Modified Screw Heat Exchanger Screw Heat Exchanger Keeping Itself Clean
For many industries that produce, process, or handle bulk solids, the screw heat exchanger is a well-known piece of equipment for heating, drying and cooling. With the same working principle as a conventional screw conveyor, however, most screw heat exchangers rely on the flowability of the bulk solid for good mixing and to keep their heat transfer surfaces clean. As a result, these standard screw heat exchangers cannot be used for sticky, pasty or adhesive materials or slurries.
With today’s process industries producing an incredibly wide variety of products, engineers naturally sometimes require the ability to heat or cool bulk solids that are less easy to handle.
Over the years, bulk solids specialist Köllemann has taken note of the rising need for advanced processing techniques and the need to handle materials that fall outside the standard range of bulk solids. As the company began to carry out R&D in this specialized field of application, the research process led to many new ideas and techniques.

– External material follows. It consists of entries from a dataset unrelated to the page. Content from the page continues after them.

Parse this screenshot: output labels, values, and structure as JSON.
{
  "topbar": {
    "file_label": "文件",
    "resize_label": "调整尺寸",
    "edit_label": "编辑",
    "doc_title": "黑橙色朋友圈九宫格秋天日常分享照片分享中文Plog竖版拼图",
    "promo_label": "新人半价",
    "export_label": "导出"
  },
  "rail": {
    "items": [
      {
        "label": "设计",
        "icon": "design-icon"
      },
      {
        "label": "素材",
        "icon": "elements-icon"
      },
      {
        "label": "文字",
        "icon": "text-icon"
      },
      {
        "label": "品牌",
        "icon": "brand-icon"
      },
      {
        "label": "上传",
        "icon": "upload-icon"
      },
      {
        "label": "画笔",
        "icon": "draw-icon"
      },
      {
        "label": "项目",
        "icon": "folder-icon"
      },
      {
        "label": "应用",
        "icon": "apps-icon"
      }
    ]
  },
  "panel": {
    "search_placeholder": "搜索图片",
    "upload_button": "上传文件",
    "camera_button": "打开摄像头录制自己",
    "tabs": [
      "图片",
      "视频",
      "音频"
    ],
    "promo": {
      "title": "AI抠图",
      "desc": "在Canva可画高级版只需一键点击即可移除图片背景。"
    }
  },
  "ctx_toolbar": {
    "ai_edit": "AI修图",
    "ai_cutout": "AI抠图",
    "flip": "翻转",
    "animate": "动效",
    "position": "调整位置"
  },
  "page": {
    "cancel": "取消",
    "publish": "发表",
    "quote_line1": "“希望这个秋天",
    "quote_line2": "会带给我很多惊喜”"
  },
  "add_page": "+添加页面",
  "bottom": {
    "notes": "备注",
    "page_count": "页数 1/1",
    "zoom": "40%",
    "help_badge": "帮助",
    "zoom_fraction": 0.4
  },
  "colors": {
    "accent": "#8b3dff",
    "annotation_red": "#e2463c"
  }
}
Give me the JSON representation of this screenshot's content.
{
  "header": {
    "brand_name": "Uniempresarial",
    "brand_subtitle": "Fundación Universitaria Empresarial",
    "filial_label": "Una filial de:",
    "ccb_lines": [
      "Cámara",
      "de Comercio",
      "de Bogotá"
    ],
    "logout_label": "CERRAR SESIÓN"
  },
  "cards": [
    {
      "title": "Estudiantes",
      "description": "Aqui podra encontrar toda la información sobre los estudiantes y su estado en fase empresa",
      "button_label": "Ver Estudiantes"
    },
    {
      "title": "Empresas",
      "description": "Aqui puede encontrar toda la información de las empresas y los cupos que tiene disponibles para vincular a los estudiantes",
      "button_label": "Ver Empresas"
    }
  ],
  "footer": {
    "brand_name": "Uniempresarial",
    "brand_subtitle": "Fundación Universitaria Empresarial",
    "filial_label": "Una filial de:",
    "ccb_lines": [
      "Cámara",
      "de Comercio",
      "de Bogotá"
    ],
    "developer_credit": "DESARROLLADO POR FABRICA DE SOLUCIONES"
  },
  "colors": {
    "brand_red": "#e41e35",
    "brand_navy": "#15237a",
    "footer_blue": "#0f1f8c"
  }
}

The starting point in the design of many kinds of machines for solids handling has been the multi-shaft principle. Versatile as this equipment family is, however, traditional designs are not suitable for all duties. To this day it is a common misconception that an ordinary twin-shaft screw heat exchanger can easily work with sticky or pasty materials.
In the worst case, in fact, an ordinary twin-shaft machine will run idle with completely clogged screw flights. As a result there will be no significant flow of either material or energy. This is because much of the material sticks to the flights, where it is only slightly deformed; it maintains its position on the shaft but is not conveyed to the outlet.
A major problem with these difficult materials is that they form relatively thick layers on the surface of the shafts. This significantly decreases heat exchange efficiency by insulating the heating or cooling surfaces.
Developing a New Concept
One of the company’s earlier designs featured two contra-rotating shafts, and each driven by its own motor and lacking a spur gear to synchronize them. The idea was to use electronic frequency converters to alternate the relative speeds of the shafts very slightly. Each variation in speed changed the positions at which the flights meshed, forcing them to scrub off adherent material from one other.